The Supreme Court on Thursday said it would hear former Congress leader Sajjan Kumar’s plea challenging his conviction and life sentence in a 1984 anti-Sikh riots case after the Diwali recess.
The court’s Diwali vacation begins on October 20 and judicial work resumes on October 27. A bench of Justices J.K. Maheshwari and Vijay Bishnoi asked the counsels representing the parties to specifically outline the allegations, witness testimonies, and the findings of both the trial court and the Delhi High Court.
“When the reversal was made, what persuaded the high court to make a reversal?” the bench queried, referring to the Delhi High Court’s 2018 verdict overturning the trial court’s 2010 acquittal of Kumar.

Senior advocate R.S. Cheema appeared for the CBI, while senior advocate Gopal Sankaranarayanan represented Kumar. Appeals of co-convicts Balwan Khokhar and Girdhari Lal were also listed alongside Kumar’s plea.
The case relates to the killing of five Sikhs and the burning of a Gurdwara in Delhi Cantonment’s Raj Nagar area on November 1–2, 1984, following the assassination of then Prime Minister Indira Gandhi by her Sikh bodyguards.

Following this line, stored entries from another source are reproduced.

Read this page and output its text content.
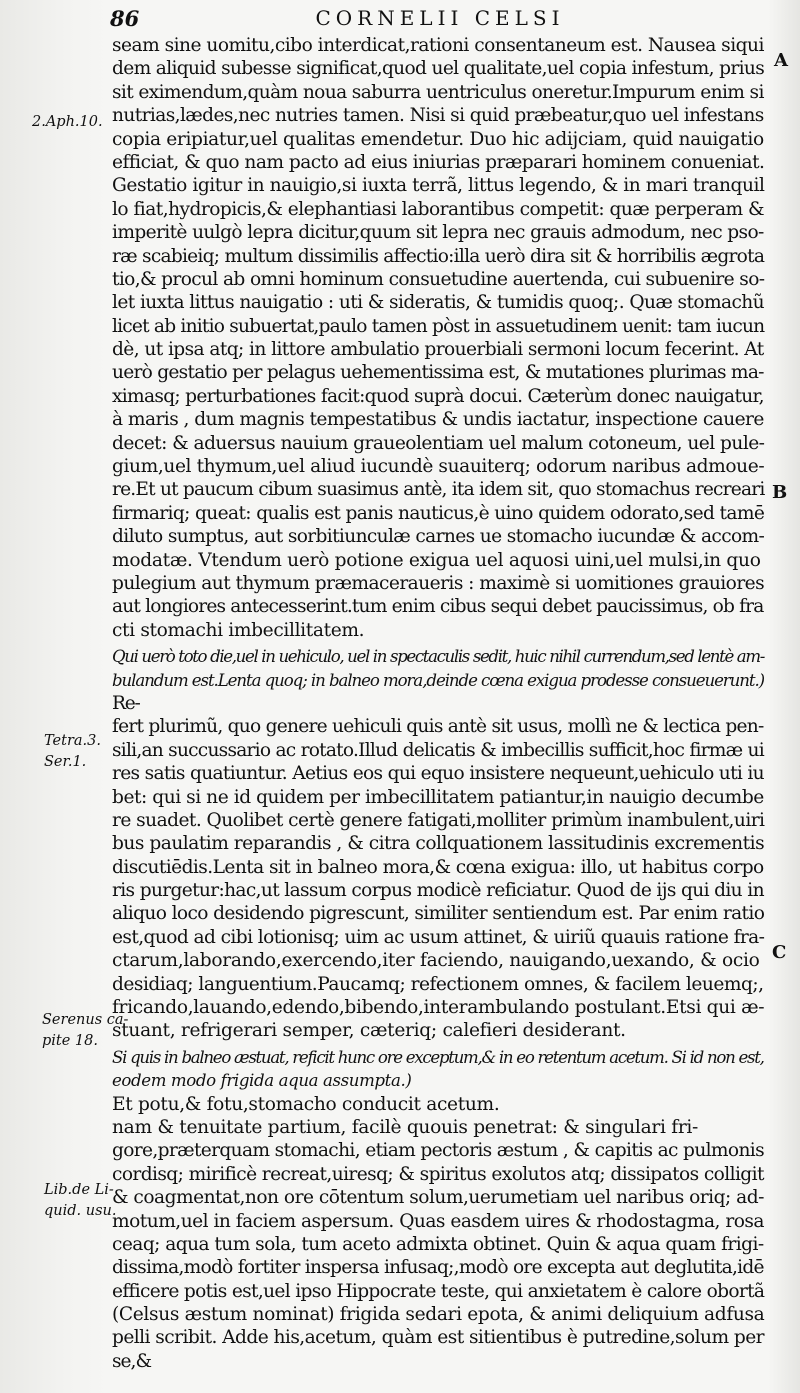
86	CORNELII CELSI
A
B
C
2.Aph.10.
Tetra.3.
Ser.1.
Serenus ca-
pite 18.
Lib.de Li-
quid. usu.
seam sine uomitu,cibo interdicat,rationi consentaneum est. Nausea siqui
dem aliquid subesse significat,quod uel qualitate,uel copia infestum, prius
sit eximendum,quàm noua saburra uentriculus oneretur.Impurum enim si
nutrias,lædes,nec nutries tamen. Nisi si quid præbeatur,quo uel infestans
copia eripiatur,uel qualitas emendetur. Duo hic adijciam, quid nauigatio
efficiat, & quo nam pacto ad eius iniurias præparari hominem conueniat.
Gestatio igitur in nauigio,si iuxta terrã, littus legendo, & in mari tranquil
lo fiat,hydropicis,& elephantiasi laborantibus competit: quæ perperam &
imperitè uulgò lepra dicitur,quum sit lepra nec grauis admodum, nec pso-
ræ scabieiq; multum dissimilis affectio:illa uerò dira sit & horribilis ægrota
tio,& procul ab omni hominum consuetudine auertenda, cui subuenire so-
let iuxta littus nauigatio : uti & sideratis, & tumidis quoq;. Quæ stomachũ
licet ab initio subuertat,paulo tamen pòst in assuetudinem uenit: tam iucun
dè, ut ipsa atq; in littore ambulatio prouerbiali sermoni locum fecerint. At
uerò gestatio per pelagus uehementissima est, & mutationes plurimas ma-
ximasq; perturbationes facit:quod suprà docui. Cæterùm donec nauigatur,
à maris , dum magnis tempestatibus & undis iactatur, inspectione cauere
decet: & aduersus nauium graueolentiam uel malum cotoneum, uel pule-
gium,uel thymum,uel aliud iucundè suauiterq; odorum naribus admoue-
re.Et ut paucum cibum suasimus antè, ita idem sit, quo stomachus recreari
firmariq; queat: qualis est panis nauticus,è uino quidem odorato,sed tamē
diluto sumptus, aut sorbitiunculæ carnes ue stomacho iucundæ & accom-
modatæ. Vtendum uerò potione exigua uel aquosi uini,uel mulsi,in quo
pulegium aut thymum præmaceraueris : maximè si uomitiones grauiores
aut longiores antecesserint.tum enim cibus sequi debet paucissimus, ob fra
cti stomachi imbecillitatem.
Qui uerò toto die,uel in uehiculo, uel in spectaculis sedit, huic nihil currendum,sed lentè am-
bulandum est.Lenta quoq; in balneo mora,deinde cœna exigua prodesse consueuerunt.)
Re-
fert plurimũ, quo genere uehiculi quis antè sit usus, mollì ne & lectica pen-
sili,an succussario ac rotato.Illud delicatis & imbecillis sufficit,hoc firmæ ui
res satis quatiuntur. Aetius eos qui equo insistere nequeunt,uehiculo uti iu
bet: qui si ne id quidem per imbecillitatem patiantur,in nauigio decumbe
re suadet. Quolibet certè genere fatigati,molliter primùm inambulent,uiri
bus paulatim reparandis , & citra collquationem lassitudinis excrementis
discutiēdis.Lenta sit in balneo mora,& cœna exigua: illo, ut habitus corpo
ris purgetur:hac,ut lassum corpus modicè reficiatur. Quod de ijs qui diu in
aliquo loco desidendo pigrescunt, similiter sentiendum est. Par enim ratio
est,quod ad cibi lotionisq; uim ac usum attinet, & uiriũ quauis ratione fra-
ctarum,laborando,exercendo,iter faciendo, nauigando,uexando, & ocio
desidiaq; languentium.Paucamq; refectionem omnes, & facilem leuemq;,
fricando,lauando,edendo,bibendo,interambulando postulant.Etsi qui æ-
stuant, refrigerari semper, cæteriq; calefieri desiderant.
Si quis in balneo æstuat, reficit hunc ore exceptum,& in eo retentum acetum. Si id non est,
eodem modo frigida aqua assumpta.)
Et potu,& fotu,stomacho conducit acetum.
nam & tenuitate partium, facilè quouis penetrat: & singulari fri-
gore,præterquam stomachi, etiam pectoris æstum , & capitis ac pulmonis
cordisq; mirificè recreat,uiresq; & spiritus exolutos atq; dissipatos colligit
& coagmentat,non ore cōtentum solum,uerumetiam uel naribus oriq; ad-
motum,uel in faciem aspersum. Quas easdem uires & rhodostagma, rosa
ceaq; aqua tum sola, tum aceto admixta obtinet. Quin & aqua quam frigi-
dissima,modò fortiter inspersa infusaq;,modò ore excepta aut deglutita,idē
efficere potis est,uel ipso Hippocrate teste, qui anxietatem è calore obortã
(Celsus æstum nominat) frigida sedari epota, & animi deliquium adfusa
pelli scribit. Adde his,acetum, quàm est sitientibus è putredine,solum per
se,&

In December 2018, Kumar surrendered before a trial court after the Delhi High Court convicted him and sentenced him to life imprisonment for the remainder of his natural life. The High Court held him guilty of criminal conspiracy, abetment in murders, promoting enmity on religious grounds, and destruction of a Gurdwara.
Following his conviction, Kumar resigned from the Congress party.
In its judgment, the High Court described the 1984 violence as a “carnage of unbelievable proportions”, noting that over 2,700 Sikhs were killed in the national capital alone. The riots, it observed, were a “crime against humanity” committed with the backing of political patronage and facilitated by an indifferent law enforcement machinery.
The High Court had also upheld varying sentences imposed on five other convicts, including Khokhar and Lal.